If enacted, these provisions will need to be considered by proponents and their contractors in sequencing approvals for all projects in WA.
The Bill proposes to introduce new provisions providing for development, implementation and funding of environmental monitoring programs targeting cumulative environmental impacts from 'prescribed activities'. While much of the detail will be left to regulations, these new powers are clearly intended to allow the Government to direct operators to work collaboratively to undertake monitoring on a regional basis or to otherwise fund such programs through payment of levies.
- Increase to environmental harm thresholds – in response to stakeholder feedback, the Bill proposes increases in the thresholds for material and serious environmental harm. The threshold for material harm will increase from $20,000 to $50,000 and, for serious environmental harm, the threshold will jump from $100,000 to $500,000.
- Environmental protection covenants – new powers will allow the CEO to enter into an environmental protection covenant with the owners and occupiers of land where such a covenant is required as a condition of approval. These new covenants are expected to provide one possible mechanism for securing environmental offsets on land.
- Offences and defences reworked – consequential changes are proposed to the offence provisions in the EP Act, responsive to the 'new look' Part V. The Bill also proposes to explicitly limit the scope of the defence provision in section 74A of the EP Act to emissions that are expressly authorised by a licence. Licence holders will need to ensure their licences explicitly authorise all emissions from their operations to ensure this defence remains available to the greatest extent possible.
- New grounds for revocation of a licence – the Bill will include additional grounds for revocation and suspension of a licence, including in circumstances where the holder fails to pay a licence fee, a development approval or planning instrument is no longer in force or the CEO considers the licence holder no longer has, or is no longer capable of exercising, 'substantial control' over the carrying out of the work or activity.
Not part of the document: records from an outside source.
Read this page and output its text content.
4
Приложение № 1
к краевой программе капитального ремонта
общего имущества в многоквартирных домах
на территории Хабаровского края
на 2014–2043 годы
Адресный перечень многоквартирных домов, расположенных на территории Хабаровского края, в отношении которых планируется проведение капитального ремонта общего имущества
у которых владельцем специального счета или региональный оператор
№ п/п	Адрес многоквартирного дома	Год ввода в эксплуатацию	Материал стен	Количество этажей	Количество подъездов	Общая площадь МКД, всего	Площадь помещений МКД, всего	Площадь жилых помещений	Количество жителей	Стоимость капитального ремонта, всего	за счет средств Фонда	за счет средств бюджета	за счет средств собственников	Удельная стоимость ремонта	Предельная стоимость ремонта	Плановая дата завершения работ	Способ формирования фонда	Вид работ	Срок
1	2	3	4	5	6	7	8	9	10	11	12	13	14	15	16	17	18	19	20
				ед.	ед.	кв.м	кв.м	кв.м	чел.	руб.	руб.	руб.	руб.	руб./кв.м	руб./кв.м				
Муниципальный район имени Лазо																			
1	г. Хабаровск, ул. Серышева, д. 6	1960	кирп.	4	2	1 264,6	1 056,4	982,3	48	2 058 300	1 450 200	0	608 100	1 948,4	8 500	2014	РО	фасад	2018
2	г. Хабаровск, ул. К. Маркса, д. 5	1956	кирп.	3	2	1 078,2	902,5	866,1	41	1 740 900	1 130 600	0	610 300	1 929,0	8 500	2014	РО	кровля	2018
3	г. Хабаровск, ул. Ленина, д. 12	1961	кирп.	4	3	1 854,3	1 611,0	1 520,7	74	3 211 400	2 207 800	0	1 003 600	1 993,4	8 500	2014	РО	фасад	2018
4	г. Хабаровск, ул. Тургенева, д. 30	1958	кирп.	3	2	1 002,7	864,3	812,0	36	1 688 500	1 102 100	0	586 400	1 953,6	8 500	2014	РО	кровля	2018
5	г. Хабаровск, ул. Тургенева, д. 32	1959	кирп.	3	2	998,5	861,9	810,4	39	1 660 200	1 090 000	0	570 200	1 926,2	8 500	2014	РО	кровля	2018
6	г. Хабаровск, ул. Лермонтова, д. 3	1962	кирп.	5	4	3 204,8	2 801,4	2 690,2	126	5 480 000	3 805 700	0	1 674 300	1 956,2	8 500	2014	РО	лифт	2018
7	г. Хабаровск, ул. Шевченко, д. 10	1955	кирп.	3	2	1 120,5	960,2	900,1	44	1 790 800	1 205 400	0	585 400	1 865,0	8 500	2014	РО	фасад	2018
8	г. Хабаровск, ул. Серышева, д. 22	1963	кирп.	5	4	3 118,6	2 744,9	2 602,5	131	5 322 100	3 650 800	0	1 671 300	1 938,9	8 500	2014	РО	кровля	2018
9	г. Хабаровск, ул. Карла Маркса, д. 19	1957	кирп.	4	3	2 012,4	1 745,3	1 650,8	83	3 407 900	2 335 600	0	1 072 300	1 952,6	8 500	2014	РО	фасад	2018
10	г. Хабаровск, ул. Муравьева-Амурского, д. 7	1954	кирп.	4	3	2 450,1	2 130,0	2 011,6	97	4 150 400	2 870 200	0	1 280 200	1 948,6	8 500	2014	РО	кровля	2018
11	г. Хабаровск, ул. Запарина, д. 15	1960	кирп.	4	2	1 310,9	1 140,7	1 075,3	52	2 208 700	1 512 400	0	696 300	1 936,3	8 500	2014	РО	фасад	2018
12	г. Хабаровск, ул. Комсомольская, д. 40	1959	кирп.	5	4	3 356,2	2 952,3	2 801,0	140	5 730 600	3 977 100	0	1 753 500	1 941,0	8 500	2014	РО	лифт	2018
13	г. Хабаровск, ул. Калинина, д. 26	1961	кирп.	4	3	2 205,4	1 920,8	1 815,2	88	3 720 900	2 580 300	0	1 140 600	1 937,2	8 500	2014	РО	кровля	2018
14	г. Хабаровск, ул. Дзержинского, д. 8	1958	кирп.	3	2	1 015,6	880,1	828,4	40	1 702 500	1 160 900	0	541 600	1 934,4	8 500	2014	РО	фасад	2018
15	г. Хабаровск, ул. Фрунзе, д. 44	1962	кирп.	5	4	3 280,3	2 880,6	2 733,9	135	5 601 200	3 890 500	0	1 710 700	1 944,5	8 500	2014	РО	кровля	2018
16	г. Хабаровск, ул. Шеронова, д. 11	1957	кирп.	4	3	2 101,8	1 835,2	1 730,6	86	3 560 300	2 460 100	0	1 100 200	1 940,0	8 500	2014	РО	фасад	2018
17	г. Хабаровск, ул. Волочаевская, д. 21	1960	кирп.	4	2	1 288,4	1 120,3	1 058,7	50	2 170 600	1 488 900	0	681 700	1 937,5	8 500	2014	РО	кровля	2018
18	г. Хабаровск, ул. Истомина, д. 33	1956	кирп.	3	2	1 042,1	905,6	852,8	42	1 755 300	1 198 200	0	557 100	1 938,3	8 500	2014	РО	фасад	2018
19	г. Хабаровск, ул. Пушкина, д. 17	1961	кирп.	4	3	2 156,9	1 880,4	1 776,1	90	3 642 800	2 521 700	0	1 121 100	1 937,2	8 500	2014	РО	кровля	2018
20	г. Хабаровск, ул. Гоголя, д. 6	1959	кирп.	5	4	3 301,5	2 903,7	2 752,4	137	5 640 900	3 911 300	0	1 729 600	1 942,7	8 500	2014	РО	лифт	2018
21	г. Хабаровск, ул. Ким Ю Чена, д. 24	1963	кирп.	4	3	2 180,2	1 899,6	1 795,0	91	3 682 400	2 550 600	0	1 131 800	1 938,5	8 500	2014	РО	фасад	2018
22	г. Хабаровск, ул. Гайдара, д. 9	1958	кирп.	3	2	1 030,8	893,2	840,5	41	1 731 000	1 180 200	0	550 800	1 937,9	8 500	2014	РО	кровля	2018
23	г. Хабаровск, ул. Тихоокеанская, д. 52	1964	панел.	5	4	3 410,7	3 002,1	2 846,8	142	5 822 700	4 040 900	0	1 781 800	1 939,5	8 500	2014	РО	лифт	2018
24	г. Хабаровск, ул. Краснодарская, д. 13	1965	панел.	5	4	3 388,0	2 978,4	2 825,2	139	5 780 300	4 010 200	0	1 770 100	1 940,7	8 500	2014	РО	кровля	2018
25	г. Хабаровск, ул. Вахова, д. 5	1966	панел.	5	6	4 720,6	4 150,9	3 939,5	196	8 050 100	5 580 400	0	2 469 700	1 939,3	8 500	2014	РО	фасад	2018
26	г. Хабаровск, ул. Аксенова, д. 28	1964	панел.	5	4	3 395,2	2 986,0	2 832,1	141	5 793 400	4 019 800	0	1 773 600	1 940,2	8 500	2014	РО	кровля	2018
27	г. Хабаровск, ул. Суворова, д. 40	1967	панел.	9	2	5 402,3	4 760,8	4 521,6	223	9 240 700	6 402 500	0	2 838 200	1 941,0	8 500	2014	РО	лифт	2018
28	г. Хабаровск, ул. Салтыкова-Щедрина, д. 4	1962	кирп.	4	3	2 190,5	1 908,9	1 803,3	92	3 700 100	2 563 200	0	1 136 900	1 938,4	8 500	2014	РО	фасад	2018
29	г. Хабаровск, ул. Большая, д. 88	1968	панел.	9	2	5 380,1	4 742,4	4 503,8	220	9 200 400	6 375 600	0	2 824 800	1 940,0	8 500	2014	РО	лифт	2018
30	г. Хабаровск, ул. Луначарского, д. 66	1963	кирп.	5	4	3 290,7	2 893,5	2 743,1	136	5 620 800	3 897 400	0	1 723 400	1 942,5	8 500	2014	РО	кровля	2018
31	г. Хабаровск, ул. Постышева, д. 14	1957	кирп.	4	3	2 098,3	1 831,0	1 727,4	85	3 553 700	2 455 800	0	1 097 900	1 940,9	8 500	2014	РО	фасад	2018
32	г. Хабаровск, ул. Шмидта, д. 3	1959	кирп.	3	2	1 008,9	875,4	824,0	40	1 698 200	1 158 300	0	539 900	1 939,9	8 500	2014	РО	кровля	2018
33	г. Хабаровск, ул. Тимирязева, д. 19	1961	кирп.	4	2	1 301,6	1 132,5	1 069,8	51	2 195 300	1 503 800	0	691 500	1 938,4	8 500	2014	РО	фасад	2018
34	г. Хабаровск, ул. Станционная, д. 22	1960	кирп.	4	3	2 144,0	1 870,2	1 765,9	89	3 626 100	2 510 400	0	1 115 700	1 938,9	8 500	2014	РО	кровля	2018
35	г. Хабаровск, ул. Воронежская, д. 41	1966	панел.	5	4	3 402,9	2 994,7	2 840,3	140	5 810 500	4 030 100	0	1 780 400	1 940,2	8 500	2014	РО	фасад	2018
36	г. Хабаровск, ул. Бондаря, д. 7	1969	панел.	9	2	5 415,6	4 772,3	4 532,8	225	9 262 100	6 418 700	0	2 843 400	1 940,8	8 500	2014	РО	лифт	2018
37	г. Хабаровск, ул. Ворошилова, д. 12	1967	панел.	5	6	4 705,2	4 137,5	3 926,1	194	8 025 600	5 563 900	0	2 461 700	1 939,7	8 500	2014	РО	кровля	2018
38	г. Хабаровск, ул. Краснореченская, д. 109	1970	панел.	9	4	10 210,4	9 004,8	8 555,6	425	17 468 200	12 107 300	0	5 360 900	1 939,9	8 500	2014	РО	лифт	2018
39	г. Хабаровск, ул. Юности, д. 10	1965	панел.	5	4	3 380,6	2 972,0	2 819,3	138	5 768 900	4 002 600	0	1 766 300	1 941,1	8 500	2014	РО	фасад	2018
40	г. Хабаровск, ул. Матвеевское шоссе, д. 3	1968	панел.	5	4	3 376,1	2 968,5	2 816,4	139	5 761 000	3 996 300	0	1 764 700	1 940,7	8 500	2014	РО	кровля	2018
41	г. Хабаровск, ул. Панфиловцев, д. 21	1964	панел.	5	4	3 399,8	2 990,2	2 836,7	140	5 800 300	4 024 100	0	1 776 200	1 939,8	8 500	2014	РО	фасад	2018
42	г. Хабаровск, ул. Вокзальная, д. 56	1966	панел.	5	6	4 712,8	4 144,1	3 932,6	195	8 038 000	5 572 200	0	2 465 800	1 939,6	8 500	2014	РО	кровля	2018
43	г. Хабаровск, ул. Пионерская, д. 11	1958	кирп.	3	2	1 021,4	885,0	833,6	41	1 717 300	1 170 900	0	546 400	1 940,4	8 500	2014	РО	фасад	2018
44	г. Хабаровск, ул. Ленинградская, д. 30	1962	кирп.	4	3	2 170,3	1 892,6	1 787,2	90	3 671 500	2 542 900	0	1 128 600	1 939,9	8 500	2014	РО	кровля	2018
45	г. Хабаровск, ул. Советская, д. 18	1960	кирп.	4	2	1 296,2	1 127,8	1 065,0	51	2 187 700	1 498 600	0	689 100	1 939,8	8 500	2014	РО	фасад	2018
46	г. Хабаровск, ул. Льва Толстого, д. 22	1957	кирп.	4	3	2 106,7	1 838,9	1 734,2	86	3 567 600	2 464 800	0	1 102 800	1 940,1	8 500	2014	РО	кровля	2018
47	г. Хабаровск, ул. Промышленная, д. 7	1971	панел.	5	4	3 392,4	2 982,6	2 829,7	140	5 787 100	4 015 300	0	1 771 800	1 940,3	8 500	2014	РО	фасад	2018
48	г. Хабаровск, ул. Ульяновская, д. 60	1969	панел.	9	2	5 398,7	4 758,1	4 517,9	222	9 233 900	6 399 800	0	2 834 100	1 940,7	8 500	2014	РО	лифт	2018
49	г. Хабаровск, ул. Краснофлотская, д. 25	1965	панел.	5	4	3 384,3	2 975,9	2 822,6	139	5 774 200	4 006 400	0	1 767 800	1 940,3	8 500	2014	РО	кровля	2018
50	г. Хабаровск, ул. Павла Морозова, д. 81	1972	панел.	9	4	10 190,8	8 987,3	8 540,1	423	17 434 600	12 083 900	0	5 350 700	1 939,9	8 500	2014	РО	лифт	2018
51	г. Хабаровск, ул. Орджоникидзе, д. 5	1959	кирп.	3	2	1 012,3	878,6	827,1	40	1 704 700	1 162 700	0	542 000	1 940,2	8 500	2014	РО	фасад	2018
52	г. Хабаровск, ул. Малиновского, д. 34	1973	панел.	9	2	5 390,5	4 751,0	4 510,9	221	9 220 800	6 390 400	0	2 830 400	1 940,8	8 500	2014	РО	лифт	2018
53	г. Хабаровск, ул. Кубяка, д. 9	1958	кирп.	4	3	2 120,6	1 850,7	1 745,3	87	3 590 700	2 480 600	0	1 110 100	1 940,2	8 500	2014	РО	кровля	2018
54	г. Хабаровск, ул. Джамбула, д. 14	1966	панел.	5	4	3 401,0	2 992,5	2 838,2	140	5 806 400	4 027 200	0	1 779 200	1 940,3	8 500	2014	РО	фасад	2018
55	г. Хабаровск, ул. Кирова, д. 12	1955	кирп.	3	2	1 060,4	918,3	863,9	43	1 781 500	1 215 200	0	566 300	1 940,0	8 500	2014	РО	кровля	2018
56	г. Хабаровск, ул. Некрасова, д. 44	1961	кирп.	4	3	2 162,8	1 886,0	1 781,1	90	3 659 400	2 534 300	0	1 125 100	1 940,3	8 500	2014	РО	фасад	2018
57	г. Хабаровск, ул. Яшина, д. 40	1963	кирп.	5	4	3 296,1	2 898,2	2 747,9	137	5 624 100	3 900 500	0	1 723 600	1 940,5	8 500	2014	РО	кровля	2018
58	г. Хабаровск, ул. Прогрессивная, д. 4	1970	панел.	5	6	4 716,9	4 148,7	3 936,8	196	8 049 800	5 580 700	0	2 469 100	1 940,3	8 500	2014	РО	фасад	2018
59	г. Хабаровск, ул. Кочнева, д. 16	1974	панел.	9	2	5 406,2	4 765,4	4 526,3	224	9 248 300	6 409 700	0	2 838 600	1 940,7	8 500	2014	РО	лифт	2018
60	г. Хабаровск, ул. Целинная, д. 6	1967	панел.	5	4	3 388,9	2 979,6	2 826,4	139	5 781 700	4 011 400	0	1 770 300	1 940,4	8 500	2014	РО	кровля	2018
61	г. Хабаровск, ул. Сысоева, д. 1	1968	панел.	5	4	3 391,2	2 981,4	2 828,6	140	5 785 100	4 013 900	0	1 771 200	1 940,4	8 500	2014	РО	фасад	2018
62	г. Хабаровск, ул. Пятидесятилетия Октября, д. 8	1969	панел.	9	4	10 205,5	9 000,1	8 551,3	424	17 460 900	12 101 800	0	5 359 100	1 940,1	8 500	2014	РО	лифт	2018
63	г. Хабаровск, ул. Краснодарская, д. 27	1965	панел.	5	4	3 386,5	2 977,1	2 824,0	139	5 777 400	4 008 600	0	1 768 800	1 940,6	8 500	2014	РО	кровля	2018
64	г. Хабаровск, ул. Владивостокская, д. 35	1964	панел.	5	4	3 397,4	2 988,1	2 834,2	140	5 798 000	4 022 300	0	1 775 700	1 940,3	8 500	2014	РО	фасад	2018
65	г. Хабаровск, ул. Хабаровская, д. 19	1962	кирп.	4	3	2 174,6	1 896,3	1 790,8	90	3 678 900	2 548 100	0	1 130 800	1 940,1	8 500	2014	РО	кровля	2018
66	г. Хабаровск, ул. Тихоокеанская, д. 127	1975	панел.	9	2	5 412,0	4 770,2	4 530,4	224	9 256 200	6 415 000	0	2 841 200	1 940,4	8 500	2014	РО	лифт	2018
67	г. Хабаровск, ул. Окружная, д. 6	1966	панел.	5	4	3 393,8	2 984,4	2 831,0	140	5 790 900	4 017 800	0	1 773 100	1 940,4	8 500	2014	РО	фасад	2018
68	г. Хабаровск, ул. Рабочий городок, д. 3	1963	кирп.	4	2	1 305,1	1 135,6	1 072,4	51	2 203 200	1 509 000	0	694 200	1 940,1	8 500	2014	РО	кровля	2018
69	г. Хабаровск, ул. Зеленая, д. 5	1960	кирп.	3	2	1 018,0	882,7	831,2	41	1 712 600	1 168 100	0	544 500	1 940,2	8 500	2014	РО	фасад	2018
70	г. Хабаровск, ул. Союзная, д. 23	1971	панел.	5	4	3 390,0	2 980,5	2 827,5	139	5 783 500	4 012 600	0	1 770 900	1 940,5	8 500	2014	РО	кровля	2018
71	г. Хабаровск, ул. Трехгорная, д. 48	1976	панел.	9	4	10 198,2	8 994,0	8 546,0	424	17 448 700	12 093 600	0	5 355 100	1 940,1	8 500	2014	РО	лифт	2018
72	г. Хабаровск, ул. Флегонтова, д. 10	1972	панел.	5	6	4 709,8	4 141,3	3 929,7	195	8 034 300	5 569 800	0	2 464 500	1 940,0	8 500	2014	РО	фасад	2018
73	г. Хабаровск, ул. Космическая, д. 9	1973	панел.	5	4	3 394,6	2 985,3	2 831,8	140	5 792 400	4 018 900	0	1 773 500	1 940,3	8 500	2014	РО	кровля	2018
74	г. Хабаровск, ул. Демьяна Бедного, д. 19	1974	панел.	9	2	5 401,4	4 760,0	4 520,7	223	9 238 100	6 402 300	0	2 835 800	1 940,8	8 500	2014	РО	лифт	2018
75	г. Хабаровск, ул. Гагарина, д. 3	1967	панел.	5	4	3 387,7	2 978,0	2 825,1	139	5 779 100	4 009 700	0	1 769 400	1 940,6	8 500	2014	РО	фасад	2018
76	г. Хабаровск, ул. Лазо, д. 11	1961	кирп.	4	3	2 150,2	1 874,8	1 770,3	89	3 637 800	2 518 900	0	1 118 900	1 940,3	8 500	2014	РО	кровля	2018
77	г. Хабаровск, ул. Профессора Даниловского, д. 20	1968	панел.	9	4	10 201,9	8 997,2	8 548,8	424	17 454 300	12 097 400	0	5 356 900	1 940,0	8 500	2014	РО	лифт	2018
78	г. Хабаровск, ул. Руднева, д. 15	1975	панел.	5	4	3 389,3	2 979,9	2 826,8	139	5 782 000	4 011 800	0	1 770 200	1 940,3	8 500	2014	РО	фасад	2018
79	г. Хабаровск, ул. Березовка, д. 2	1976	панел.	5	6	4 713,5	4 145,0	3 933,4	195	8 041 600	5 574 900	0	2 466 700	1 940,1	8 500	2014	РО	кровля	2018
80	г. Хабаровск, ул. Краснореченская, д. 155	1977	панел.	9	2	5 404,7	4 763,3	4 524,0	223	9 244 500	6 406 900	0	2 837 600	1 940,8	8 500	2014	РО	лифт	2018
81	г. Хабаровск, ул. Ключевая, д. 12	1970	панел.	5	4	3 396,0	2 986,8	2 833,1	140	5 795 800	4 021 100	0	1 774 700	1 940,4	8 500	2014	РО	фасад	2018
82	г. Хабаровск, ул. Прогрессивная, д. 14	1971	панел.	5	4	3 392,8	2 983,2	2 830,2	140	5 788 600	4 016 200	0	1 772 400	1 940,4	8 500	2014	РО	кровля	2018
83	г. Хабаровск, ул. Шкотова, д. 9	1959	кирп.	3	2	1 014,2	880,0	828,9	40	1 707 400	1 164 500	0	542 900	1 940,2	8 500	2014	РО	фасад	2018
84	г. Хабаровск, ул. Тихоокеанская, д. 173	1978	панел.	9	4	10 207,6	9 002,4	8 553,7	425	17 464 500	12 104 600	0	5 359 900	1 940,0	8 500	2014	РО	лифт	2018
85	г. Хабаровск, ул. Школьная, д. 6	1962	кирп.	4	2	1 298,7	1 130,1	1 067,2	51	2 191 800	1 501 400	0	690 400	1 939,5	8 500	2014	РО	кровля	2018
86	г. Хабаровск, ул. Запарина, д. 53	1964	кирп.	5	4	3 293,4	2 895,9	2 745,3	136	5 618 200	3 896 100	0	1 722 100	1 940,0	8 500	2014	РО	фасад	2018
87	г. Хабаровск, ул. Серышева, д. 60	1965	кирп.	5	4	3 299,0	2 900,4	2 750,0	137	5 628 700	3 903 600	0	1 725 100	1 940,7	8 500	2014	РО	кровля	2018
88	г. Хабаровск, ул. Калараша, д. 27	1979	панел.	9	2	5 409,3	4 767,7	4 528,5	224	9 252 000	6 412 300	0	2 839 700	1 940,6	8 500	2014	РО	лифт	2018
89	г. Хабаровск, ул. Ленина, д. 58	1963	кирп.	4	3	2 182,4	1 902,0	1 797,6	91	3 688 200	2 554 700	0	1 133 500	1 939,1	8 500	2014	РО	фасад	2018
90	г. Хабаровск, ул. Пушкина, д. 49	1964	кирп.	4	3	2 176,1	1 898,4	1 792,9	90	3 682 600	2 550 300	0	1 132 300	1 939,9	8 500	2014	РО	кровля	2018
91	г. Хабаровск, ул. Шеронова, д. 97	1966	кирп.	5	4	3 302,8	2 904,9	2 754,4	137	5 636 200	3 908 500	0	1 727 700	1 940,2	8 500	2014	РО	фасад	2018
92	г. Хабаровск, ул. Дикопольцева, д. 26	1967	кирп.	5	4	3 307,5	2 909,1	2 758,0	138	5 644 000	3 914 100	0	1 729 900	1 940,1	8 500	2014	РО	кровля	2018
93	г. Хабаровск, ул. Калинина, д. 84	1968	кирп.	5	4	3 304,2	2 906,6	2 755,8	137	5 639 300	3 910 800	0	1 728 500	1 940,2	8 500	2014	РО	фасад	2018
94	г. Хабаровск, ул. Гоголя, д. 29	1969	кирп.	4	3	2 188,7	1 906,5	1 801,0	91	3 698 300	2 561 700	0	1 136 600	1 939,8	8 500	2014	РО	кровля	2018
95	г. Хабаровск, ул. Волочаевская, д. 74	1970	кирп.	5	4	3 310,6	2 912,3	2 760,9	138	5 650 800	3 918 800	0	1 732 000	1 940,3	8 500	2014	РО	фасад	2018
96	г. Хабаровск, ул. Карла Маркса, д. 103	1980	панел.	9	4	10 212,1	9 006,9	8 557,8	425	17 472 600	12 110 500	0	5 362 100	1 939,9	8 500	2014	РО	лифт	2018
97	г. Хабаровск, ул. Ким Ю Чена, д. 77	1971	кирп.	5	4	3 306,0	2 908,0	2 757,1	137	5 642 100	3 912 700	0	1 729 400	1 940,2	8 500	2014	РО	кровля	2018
- Transitional arrangements – while transitional provisions will continue existing permits and licences in force, the CEO will have power to re-issue works approvals to conform with the new regime once it is in force. In summary, undecided 45C applications will be decided under the new Part IV provisions, undecided clearing permit applications will be deemed to be 'referrals' and undecided licence applications will be processed under the new provisions.
- Regulations – as identified above, key aspects of the reforms have been deferred to regulations which will be of keen interest to all stakeholders. The development of these regulations will also provide an opportunity to rework the 'prescribed premises' categories to fit a new look Part V. Broad consultation on these categories will be critical.